In all the herbarium holds vouchers for 55 rare plant species and documents more than 800 locations where they grow. Two of these species are federally listed: Parish’s fleabane, Erigeron parishii (threatened), and the triple-ribbed milkvetch, Astragalus tricarinatus (endangered).
The milkvetch was known from only one 1975 voucher; the herbarium now documents 19 populations, including the third largest population known for the species. For both of these rare plants, the park is an important refugium, and the vouchers are being used in conservation studies to address the long-term viability of the species.

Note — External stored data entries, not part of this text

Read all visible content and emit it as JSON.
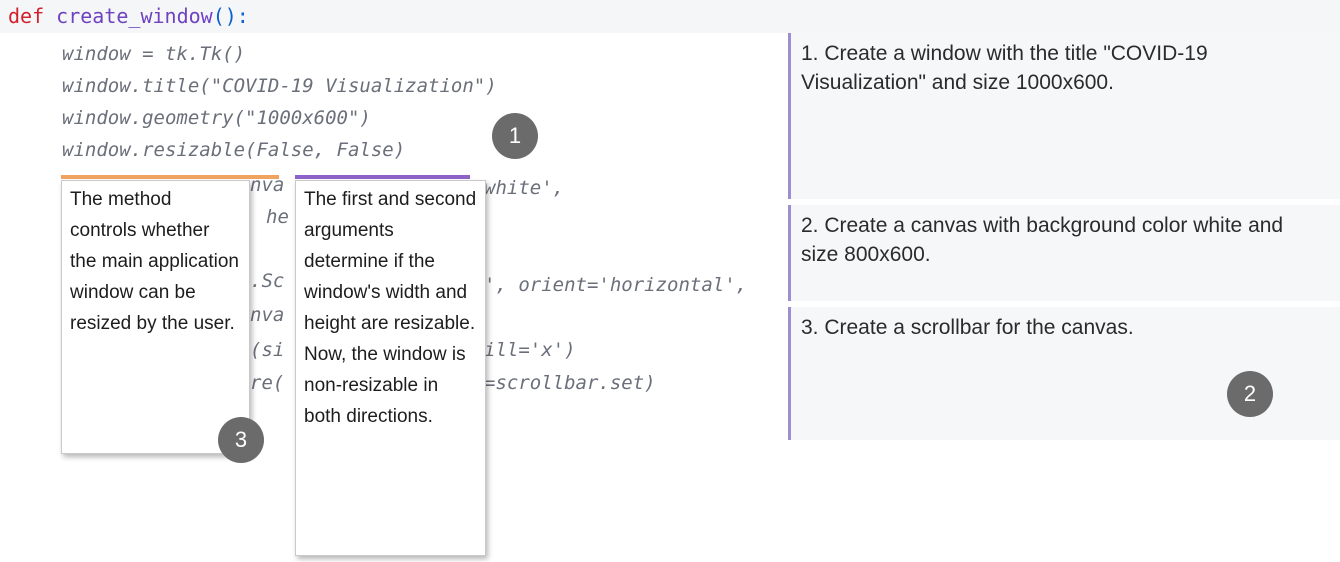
{
  "code": {
    "def_keyword": "def",
    "function_name": "create_window",
    "signature_tail": "():",
    "lines": [
      "window = tk.Tk()",
      "window.title(\"COVID-19 Visualization\")",
      "window.geometry(\"1000x600\")",
      "window.resizable(False, False)"
    ],
    "fragments": {
      "f1": "nva",
      "f2": "white',",
      "f3": "he",
      "f4": ".Sc",
      "f5": "', orient='horizontal',",
      "f6": "nva",
      "f7": "(si",
      "f8": "ill='x')",
      "f9": "re(",
      "f10": "=scrollbar.set)"
    }
  },
  "explanations": [
    "1. Create a window with the title \"COVID-19 Visualization\" and size 1000x600.",
    "2. Create a canvas with background color white and size 800x600.",
    "3. Create a scrollbar for the canvas."
  ],
  "tooltips": {
    "method": "The method controls whether the main application window can be resized by the user.",
    "args": "The first and second arguments determine if the window's width and height are resizable. Now, the window is non-resizable in both directions."
  },
  "badges": [
    "1",
    "2",
    "3"
  ],
  "colors": {
    "keyword": "#cf222e",
    "function": "#6f42c1",
    "marker_method": "#f0a35e",
    "marker_args": "#8e63c9",
    "explanation_border": "#9d8fcf",
    "badge": "#6b6b6b"
  }
}
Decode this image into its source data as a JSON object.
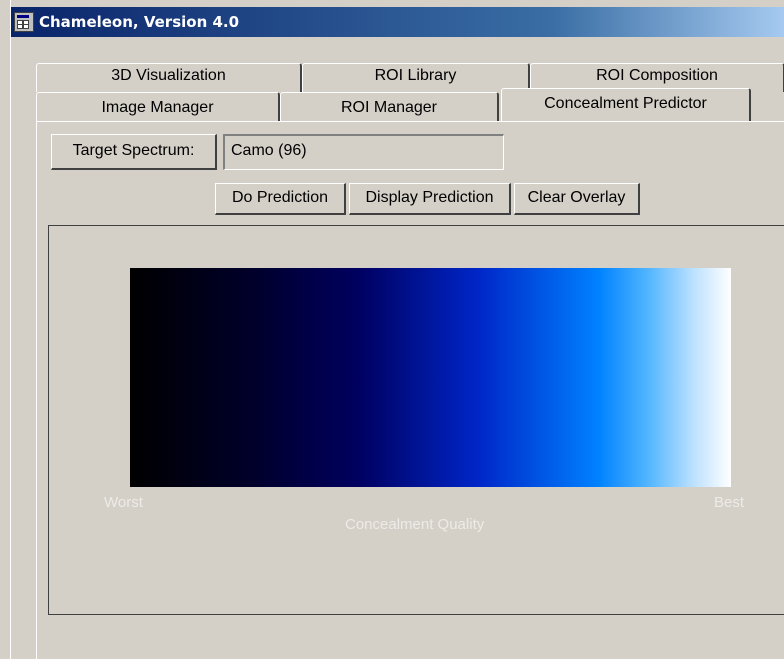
{
  "window": {
    "title": "Chameleon, Version 4.0",
    "icon": "app-window-icon"
  },
  "tabs": {
    "row_back": [
      "3D Visualization",
      "ROI Library",
      "ROI Composition"
    ],
    "row_front": [
      "Image Manager",
      "ROI Manager",
      "Concealment Predictor"
    ],
    "active": "Concealment Predictor"
  },
  "target": {
    "button_label": "Target Spectrum:",
    "value": "Camo  (96)"
  },
  "actions": {
    "do_prediction": "Do Prediction",
    "display_prediction": "Display Prediction",
    "clear_overlay": "Clear Overlay"
  },
  "scale": {
    "min_label": "Worst",
    "max_label": "Best",
    "axis_label": "Concealment Quality",
    "colors": [
      "#000000",
      "#000060",
      "#0026c8",
      "#0082ff",
      "#ffffff"
    ]
  }
}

The herbarium also documents range expansions—when a plant begins to grow in new geographic locations. For example, in 2008, park botanists vouchered Hymenopappus filifolius var. lugens, not previously known to occur in deserts.
Future Growth
In the years ahead, botanists can consult park herbarium specimens to work out the historic and current distribution of plant species—to learn which plants are becoming more widely distributed, and which are seeing their ranges contract. As climate change affects plant communities in JTNP in the future, this information will be invaluable for park managers.